Where sludges are no longer used on land, they will increasingly have to be treated by incineration or other thermal processes. This will mean that phosphates become a dead weight in the thermal treatment, and then finish their life in sludge incineration ash, consigned to landfill. Where sewage sludge is disposed of by use as an energy source in the cement industry, phosphates are not only a dead weight but even a problem, as they affect the setting properties of the cement.

Biomass production

Phosphorus can also be recycled from sewage by using it, either directly, or as sewage sludges, as a fertiliser and support for the growth of plants or biomass, which can then be used as animal feed, to produce compost, as an energy source, or as a raw material for industrial processes. Such systems can use sewage, and so recycle phosphorus and other nutrients, to produce algal or water plant biomass, wood or other energy crops, etc.

Phosphorus recovery

Phosphate recovery consists of extracting phosphates from the sewage works in a form which can be used either industrially (as a raw material in the phosphate industry) or as a fertiliser (either directly as recovered, or after further processing or mixing by the fertiliser industry). P-recovery is feasible, for example, by precipitation of calcium phosphates, struvite (MAP, magnesium ammonium phosphate) or potassium struvite (potassium ammonium phosphate, K-struvite).

Phosphorus recycling potentially offers economic returns through the commercial value of the recovered product, through economies in sludge management and improvements in sewage works operation.

Cost/benefits of phosphorus-recovery :

A number of full scale or pilot recovery installations are already operational in sewage works treatment centres in several countries, recovering phosphates as calcium phosphates (Geestmerambacht, The Netherlands), as struvite (Canada, UK, Italy, Japan …) or as potassium struvite from veal calf manures (Putten, The Netherlands).

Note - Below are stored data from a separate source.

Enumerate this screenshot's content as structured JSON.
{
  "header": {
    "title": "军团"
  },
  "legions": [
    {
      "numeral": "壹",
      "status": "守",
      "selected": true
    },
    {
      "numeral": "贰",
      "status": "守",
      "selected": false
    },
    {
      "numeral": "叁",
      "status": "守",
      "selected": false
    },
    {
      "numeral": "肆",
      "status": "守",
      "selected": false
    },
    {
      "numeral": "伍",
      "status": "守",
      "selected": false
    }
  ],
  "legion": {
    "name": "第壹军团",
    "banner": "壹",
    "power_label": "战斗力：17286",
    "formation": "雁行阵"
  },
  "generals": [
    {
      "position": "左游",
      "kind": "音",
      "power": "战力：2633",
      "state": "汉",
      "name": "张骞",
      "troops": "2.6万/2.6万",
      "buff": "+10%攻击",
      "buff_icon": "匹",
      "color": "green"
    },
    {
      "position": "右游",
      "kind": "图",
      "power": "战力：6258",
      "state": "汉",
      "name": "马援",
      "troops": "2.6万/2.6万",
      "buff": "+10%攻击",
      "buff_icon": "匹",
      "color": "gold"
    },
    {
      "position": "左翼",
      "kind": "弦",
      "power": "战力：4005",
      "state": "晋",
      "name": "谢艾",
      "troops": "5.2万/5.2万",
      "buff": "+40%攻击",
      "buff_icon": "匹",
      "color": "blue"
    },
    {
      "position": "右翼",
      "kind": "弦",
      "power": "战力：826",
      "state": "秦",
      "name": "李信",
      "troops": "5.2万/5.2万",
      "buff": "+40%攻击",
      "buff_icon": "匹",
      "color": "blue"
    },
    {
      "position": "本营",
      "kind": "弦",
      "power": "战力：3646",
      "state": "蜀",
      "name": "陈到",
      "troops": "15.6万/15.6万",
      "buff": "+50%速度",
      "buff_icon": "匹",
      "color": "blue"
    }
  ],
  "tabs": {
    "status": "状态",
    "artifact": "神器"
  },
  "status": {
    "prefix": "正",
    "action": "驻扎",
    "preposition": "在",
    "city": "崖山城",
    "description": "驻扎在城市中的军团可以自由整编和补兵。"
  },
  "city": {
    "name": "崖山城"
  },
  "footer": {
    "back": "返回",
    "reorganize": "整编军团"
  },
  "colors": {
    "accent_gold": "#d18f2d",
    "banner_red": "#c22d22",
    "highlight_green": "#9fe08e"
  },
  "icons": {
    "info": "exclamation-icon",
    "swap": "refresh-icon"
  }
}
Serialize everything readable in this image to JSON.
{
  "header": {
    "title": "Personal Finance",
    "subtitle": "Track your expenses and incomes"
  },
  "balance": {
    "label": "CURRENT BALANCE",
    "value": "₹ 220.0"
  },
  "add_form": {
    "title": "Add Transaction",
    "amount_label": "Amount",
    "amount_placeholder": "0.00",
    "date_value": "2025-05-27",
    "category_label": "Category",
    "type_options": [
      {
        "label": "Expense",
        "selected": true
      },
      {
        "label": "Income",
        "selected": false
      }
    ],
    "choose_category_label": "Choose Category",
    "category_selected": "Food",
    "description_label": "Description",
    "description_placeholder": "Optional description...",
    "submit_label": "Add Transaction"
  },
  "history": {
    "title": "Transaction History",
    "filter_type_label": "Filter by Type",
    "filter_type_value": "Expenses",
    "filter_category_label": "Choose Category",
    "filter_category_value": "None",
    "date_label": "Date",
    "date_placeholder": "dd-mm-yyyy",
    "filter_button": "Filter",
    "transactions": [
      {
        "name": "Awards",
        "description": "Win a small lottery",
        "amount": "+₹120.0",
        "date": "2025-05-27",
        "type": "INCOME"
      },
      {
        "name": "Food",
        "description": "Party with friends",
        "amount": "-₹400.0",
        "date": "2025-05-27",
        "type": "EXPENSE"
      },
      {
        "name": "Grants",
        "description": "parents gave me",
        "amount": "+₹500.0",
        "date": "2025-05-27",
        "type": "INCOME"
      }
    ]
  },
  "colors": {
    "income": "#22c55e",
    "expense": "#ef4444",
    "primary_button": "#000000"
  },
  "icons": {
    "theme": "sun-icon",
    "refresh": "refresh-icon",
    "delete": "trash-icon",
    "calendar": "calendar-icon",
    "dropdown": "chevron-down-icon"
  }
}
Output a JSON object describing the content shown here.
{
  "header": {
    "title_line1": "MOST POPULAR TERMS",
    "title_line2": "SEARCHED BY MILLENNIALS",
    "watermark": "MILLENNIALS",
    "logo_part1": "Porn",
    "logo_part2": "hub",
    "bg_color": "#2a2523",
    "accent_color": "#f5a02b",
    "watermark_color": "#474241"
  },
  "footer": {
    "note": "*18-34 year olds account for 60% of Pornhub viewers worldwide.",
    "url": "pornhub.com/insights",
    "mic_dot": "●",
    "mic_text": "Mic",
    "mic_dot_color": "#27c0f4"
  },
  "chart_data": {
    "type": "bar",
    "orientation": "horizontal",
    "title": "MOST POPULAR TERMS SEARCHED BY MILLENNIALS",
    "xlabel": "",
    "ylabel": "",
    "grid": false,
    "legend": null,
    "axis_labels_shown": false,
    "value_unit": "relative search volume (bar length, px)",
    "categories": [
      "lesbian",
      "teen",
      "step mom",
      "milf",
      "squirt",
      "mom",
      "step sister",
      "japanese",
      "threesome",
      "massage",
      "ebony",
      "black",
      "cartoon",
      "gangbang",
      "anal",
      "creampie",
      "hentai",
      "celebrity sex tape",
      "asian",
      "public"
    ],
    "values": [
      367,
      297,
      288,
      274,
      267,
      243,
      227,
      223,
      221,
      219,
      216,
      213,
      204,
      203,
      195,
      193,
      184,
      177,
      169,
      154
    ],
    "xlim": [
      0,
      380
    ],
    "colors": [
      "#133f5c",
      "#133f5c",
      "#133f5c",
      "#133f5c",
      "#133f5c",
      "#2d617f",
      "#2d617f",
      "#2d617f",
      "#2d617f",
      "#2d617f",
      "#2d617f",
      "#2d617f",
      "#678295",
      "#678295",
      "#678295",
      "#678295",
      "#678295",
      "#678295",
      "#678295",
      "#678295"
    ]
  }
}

The industrial use of recovered phosphates has been successfully tested and is operational at the Thermphos International plant, Vlissingen, The Netherlands (use as a secondary raw material of recovered calcium phosphates from Geestmerambacht sewage works since 1998, and currently testing of the use of sewage sludge incineration ashes from The Netherlands, Germany).

Fertiliser value

Struvite can be used directly as a fertiliser, or mixed with other compounds to provide specific fertiliser properties. Struvite produced by recovering phosphate is in some circumstances sold with an added marketing value as a “green recycled” product, as in the UK, Japan and recently Canada.

Market prices for the sale of such recovered struvite have been reported as:

• 464 €/tonne according to Schu et al., Australia, 2006 [11]
• 2,700 yen = 166 €/tonne gross sale price for sewage-recovered struvite reported in Japan, 2001.  The fertiliser, after mixing with other products to provide a potassium content, is then sold to the public for 1 – 2,000 yen (3,000 – 6,100 €) per 20kg bag. [12]
• UK£ 217 – 865 = 320 – 1290 € UK, 2000 [13]

Agronomic studies of the fertiliser value of struvite are summarised in SCOPE Newsletter n° 43 at www.ceep-phosphates.org and further recent trials of struvite as a fertiliser are summarised in Scope Newsletters n°s 69 (wheat), 68 (rye grass), 60 (field tests on potatoes[14]), 50 (oats and rye grass). These suggest that struvite is as good a phosphorus source as commercial fertilisers, comparable to Triple Super Phosphate and maybe better than DCP (Di Calcium Phosphate)

Working together

A number of international conferences have brought together R&D teams and scientists, water and animal waste industry (water companies, engineering companies) and regulators to exchange information about the different technical routes, economics and operational feasibility of phosphorus recovery.

Papers from these different conferences are available on this website, see under “Conference documents”.

Closing the loop

Phosphate recycling is essential for the sustainable future of our society as it is inconceivable to continue to simply throw away a non-renewable resource which is essential for life. Whilst this is a long term objective, increasing economic pressure on sewage sludge disposal and on water industry environmental life-cycle responsibility are likely to bring phosphate recycling into the short-term future.

The best way to recycle phosphorus is agricultural re-use of sewage solids, but problems with logistics (lack of farmland around big cities), contamination with pollutants and consumer resistance mean that this route is fast disappearing in many countries. In situations where agricultural re-use is not possible, industrial recycling of phosphates offers a sustainable solution. Phosphates from sewage (of human, food waste, detergent or industrial origin, recovered together) or from animal manures can be industrially recycled into either fertilisers or into industrial phosphate applications (flame retardants, detergents, electronics …).